Today my class has to take the bus, or walk, from the clinic to the pharmacy to the grocery store, then plan a grocery list for a family of 3 for a week with $128.00. It’s an assignment designed to allow physicians-in-training to understand a little of what many of their patients have to cope with.
The alarm, dismay, and consternation displayed by some of my classmates when we were given the details of this assignment were a revelation. It’s no secret that I grew up on the wrong side of the tracks—which, not coincidentally, is where I live now (on which more in a moment). Public bus systems just aren’t that scary to me; I walked, or took the bus home from school, on and off from ages 12 to 16.
I came to medical school with a car that might or might not last, so my house is 9 blocks from school, and only 1 block and 6 blocks from St. John’s and Memorial hospitals (hence the high-risk location), with a grocery store 4 blocks away. I don’t expect grocery planning to be terribly challenging, either: Eating nutritiously (if uninterestingly) on the cheap is another ongoing hobby of mine.
All of which is to say that when I got the assignment, I wasn’t anticipating trouble completing it—unless I got really unlucky crossing the road.
But it turns out that there was another component to the assignment: Spent.

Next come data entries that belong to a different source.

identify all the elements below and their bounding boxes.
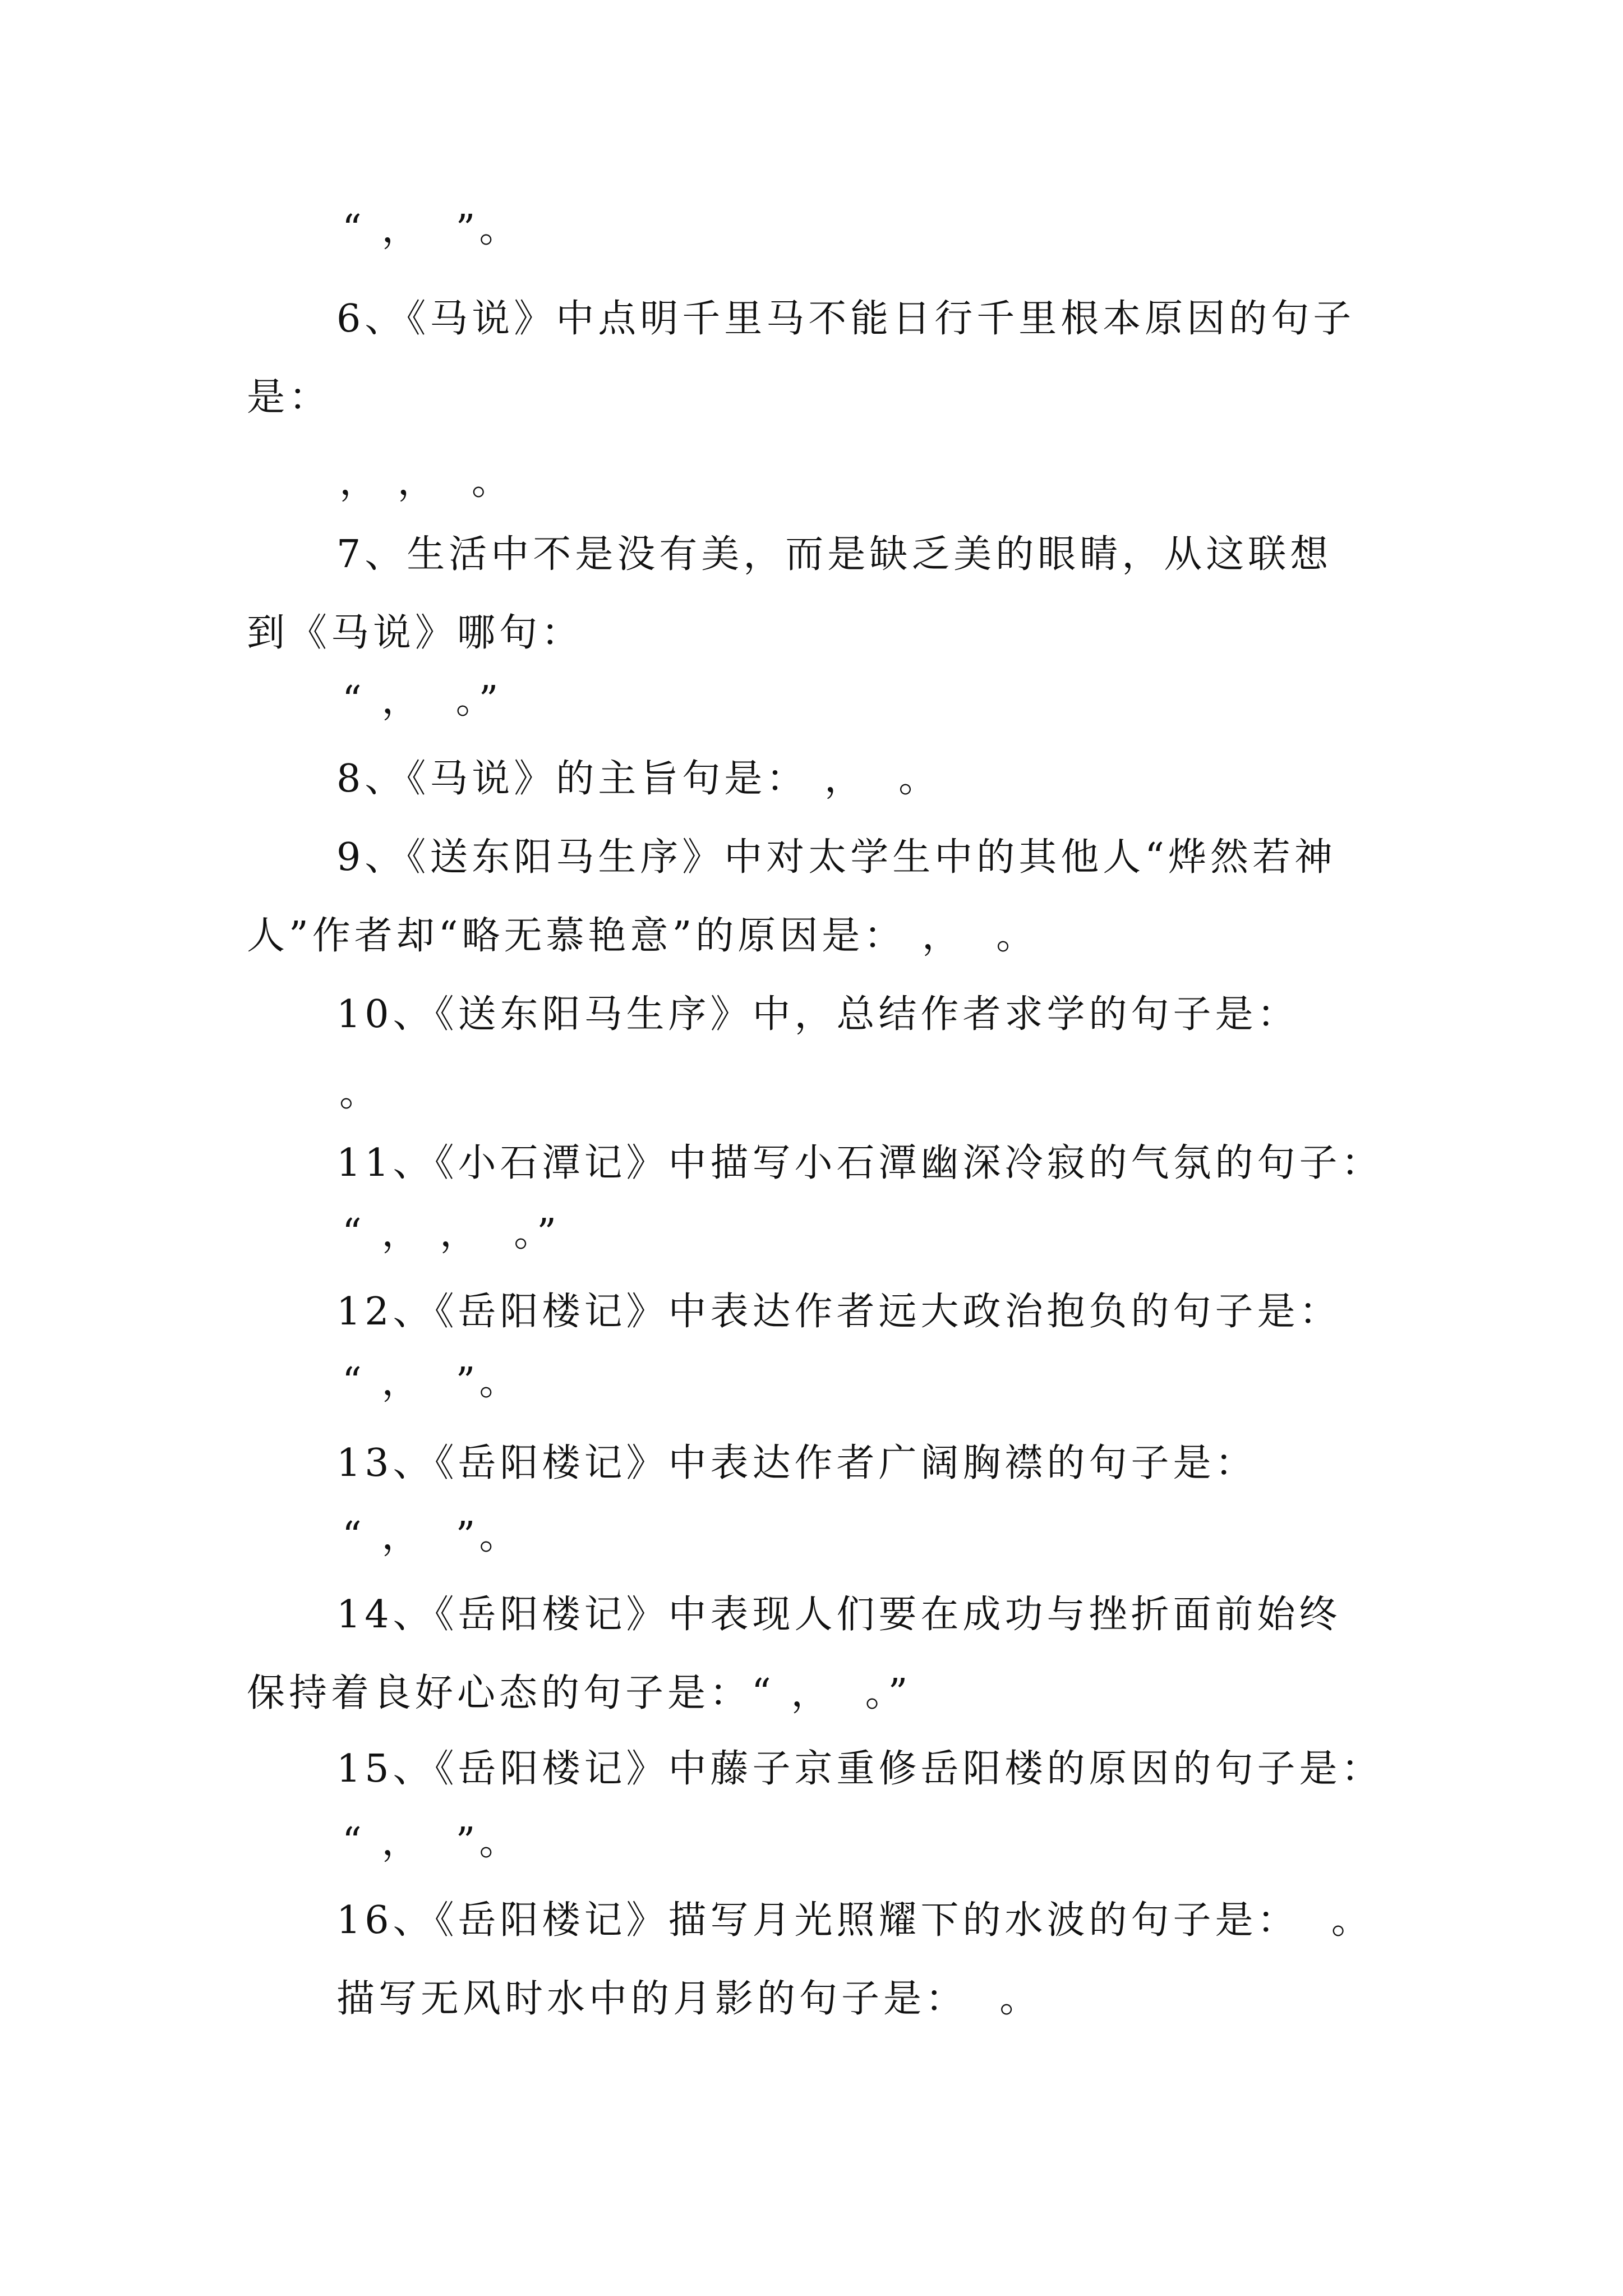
quote-blank-line: “ ， ， 。”: [342, 1211, 560, 1255]
question-7-continuation: 到《马说》哪句：: [247, 611, 584, 655]
quote-blank-line: “ ， 。”: [342, 678, 502, 723]
quote-blank-line: “ ， ”。: [342, 207, 522, 251]
question-8: 8、《马说》的主旨句是： ， 。: [336, 757, 941, 801]
question-14-continuation: 保持着良好心态的句子是：“ ， 。”: [247, 1671, 912, 1715]
question-6-continuation: 是：: [247, 375, 331, 420]
quote-blank-line: “ ， ”。: [342, 1820, 522, 1864]
question-16-part-2: 描写无风时水中的月影的句子是： 。: [336, 1977, 1042, 2021]
question-9: 9、《送东阳马生序》中对太学生中的其他人“烨然若神: [336, 835, 1337, 880]
quote-blank-line: “ ， ”。: [342, 1514, 522, 1558]
question-15: 15、《岳阳楼记》中藤子京重修岳阳楼的原因的句子是：: [336, 1747, 1384, 1791]
quote-blank-line: “ ， ”。: [342, 1360, 522, 1404]
question-11: 11、《小石潭记》中描写小石潭幽深冷寂的气氛的句子：: [336, 1141, 1384, 1185]
question-13: 13、《岳阳楼记》中表达作者广阔胸襟的句子是：: [336, 1441, 1257, 1485]
question-14: 14、《岳阳楼记》中表现人们要在成功与挫折面前始终: [336, 1593, 1341, 1637]
question-7: 7、生活中不是没有美，而是缺乏美的眼睛，从这联想: [336, 532, 1332, 577]
question-10: 10、《送东阳马生序》中，总结作者求学的句子是：: [336, 992, 1299, 1037]
answer-blank-line: ， ， 。: [339, 459, 514, 504]
question-12: 12、《岳阳楼记》中表达作者远大政治抱负的句子是：: [336, 1290, 1341, 1334]
question-6: 6、《马说》中点明千里马不能日行千里根本原因的句子: [336, 297, 1355, 341]
question-16: 16、《岳阳楼记》描写月光照耀下的水波的句子是： 。: [336, 1898, 1373, 1943]
question-9-continuation: 人”作者却“略无慕艳意”的原因是： ， 。: [247, 914, 1039, 958]
answer-blank-line: 。: [339, 1071, 382, 1115]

And that feeling smug goeth before a fall, and complacency before a kick in the rear.
I thought I understood some of my patients’ challenges. Turns out I don’t. No matter where I grew up, or where I live now, or what my intimacy with public transport, I’m not an adult with a family trying to survive at the federal poverty line.
Play ‘Spent’ in the next week, even if you do nothing else to understand those outside your circle and circumstances. Because no matter what you think you know about what it takes to survive on a low income…you don’t. You really, really don’t.
Go play. Have a good week. And share the game, where and as you can.
We’re all in this together. Pass it on.